Loslassen lernen erscheint einem selbst zunächst einmal wie eine riesengrosse Herausforderung. Loslassen lernen ist meistens aber nur eine Frage der Gewohnheit und des eigenen Willens. Wer will, kann auch loslassen. Mit einer geordneten Strategie kann das Loslassen noch besser und schneller gelingen. Aus diesem Anlass haben wir für dich im Folgenden eine passende Strategie erstellt.

Schritt Nr.1 – Die Trauer zulassen

Du willst Loslassen lernen? Dann solltest Du erstmal die Trauer zulassen. Es ist nicht ungewöhnlich, dass wir uns nach dem Abschied von einer wichtigen Person oder einer wichtigen Situation, traurig und betrübt fühlen. In der Anfangszeit solltest Du Dir deswegen die Zeit lassen Deinen Emotionen freien Lauf zu geben. Wahrscheinlich empfindest Du auch eine gewisse Wut, dass Du verlassen wurdest. Du kannst Deine Augen schliessen und Dir die Person, die Dich verlassen hat vor Dir visualisieren. Anschliessend konfrontierst Du sie mit all den Vorwürfen … und dann vergibst Du ihr!
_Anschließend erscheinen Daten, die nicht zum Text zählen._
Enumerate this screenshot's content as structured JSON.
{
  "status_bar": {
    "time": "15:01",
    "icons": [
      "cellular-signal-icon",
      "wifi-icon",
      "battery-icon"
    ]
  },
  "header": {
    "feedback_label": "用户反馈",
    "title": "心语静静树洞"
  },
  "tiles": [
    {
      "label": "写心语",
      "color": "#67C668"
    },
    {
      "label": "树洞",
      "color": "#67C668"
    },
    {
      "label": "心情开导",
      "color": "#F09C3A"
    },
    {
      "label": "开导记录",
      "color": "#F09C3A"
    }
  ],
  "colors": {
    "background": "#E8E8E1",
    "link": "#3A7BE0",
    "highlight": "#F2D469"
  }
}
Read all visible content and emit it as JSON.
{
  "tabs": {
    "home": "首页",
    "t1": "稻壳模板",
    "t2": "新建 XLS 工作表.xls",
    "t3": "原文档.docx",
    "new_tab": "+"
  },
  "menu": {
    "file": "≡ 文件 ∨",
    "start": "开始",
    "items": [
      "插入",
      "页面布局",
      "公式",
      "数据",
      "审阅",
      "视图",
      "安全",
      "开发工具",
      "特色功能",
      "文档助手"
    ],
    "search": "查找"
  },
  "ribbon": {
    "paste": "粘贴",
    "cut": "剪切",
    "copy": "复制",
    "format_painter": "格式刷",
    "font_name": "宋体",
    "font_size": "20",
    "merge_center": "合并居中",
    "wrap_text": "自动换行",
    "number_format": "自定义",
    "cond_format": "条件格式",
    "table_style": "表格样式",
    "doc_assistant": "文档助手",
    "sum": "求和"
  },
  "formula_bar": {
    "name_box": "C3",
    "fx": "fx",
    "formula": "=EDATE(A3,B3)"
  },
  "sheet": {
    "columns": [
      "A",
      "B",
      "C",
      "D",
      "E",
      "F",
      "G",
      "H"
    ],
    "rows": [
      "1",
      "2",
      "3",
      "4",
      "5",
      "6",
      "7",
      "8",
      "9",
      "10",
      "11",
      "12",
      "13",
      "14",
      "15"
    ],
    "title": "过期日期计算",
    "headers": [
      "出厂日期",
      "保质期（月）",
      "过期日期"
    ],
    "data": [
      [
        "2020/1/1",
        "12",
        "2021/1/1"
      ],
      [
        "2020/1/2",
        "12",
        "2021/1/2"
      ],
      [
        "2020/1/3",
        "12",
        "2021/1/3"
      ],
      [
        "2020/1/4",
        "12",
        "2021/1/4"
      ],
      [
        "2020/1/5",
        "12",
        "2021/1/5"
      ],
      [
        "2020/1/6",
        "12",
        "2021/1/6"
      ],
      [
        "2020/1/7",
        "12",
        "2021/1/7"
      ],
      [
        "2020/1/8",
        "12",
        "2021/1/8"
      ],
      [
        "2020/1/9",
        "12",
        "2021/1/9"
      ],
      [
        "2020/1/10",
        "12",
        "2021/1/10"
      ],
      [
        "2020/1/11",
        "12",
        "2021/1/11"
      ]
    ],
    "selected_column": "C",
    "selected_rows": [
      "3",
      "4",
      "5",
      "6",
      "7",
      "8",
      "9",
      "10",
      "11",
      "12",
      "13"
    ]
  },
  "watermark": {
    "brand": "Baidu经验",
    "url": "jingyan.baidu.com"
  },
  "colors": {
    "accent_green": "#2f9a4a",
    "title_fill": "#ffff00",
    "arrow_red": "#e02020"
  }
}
Das ist hier der wichtigste Teil: Vergib der Person den Schmerz, den Sie Dir zugefügt hat! Das ständige Anstauen von Deinen Emotionen wird Dich am Ende nur daran behindern loszulassen.

Schritt Nr.2 – Die Gewinn-Verlust-Rechnung

Hast Du Dich mal gefragt, warum es so vielen Menschen schwerfällt loszulassen? Weil sie nur die negativen Folgen vor Augen geführt haben. Wie wäre also ein Perspektivenwechsel? Mit einer Gewinn-Verlust-Rechnung kannst Du schnell herausfinden, ob es sich lohnt loszulassen. Schnapp Dir ein Blatt Papier und ziehe einen Strich durch die Mitte. Auf die eine Seite schreibst Du alle Dinge auf, die Du beim Loslassen gewinnen wirst. Auf der anderen Seite werden dann die möglichen Verluste aufgeschrieben. Wenn Du willst, kannst Du auch einen Freund oder eine Freundin zu Rat ziehen. Nach ein paar Minuten wirst Du feststellen, dass mehr Gründe dafür sprechen loszulassen, statt festzuhalten.

Schritt Nr.3 – Den Zeitpunkt wählen und sich dafür entscheiden loszulassen

Entscheidend ist, dass Du Dich aktiv dafür entscheidest loszulassen. Du darfst das Loslassen lernen nicht dem Zufall überlassen, sondern solltest proaktiv werden. Beim aktiven Entscheiden bist Du es, der die Kontrolle über Deine Handlungen hat und keine andere Person. Suche Dir nach der Trauerphase also einen Zeitpunkt aus, an dem Du Dich dafür entscheidest loszulassen. Ein eigenes Mantra wie: „Ich bin bereit loszulassen“, kann in dieser Phase sehr hilfreich sein.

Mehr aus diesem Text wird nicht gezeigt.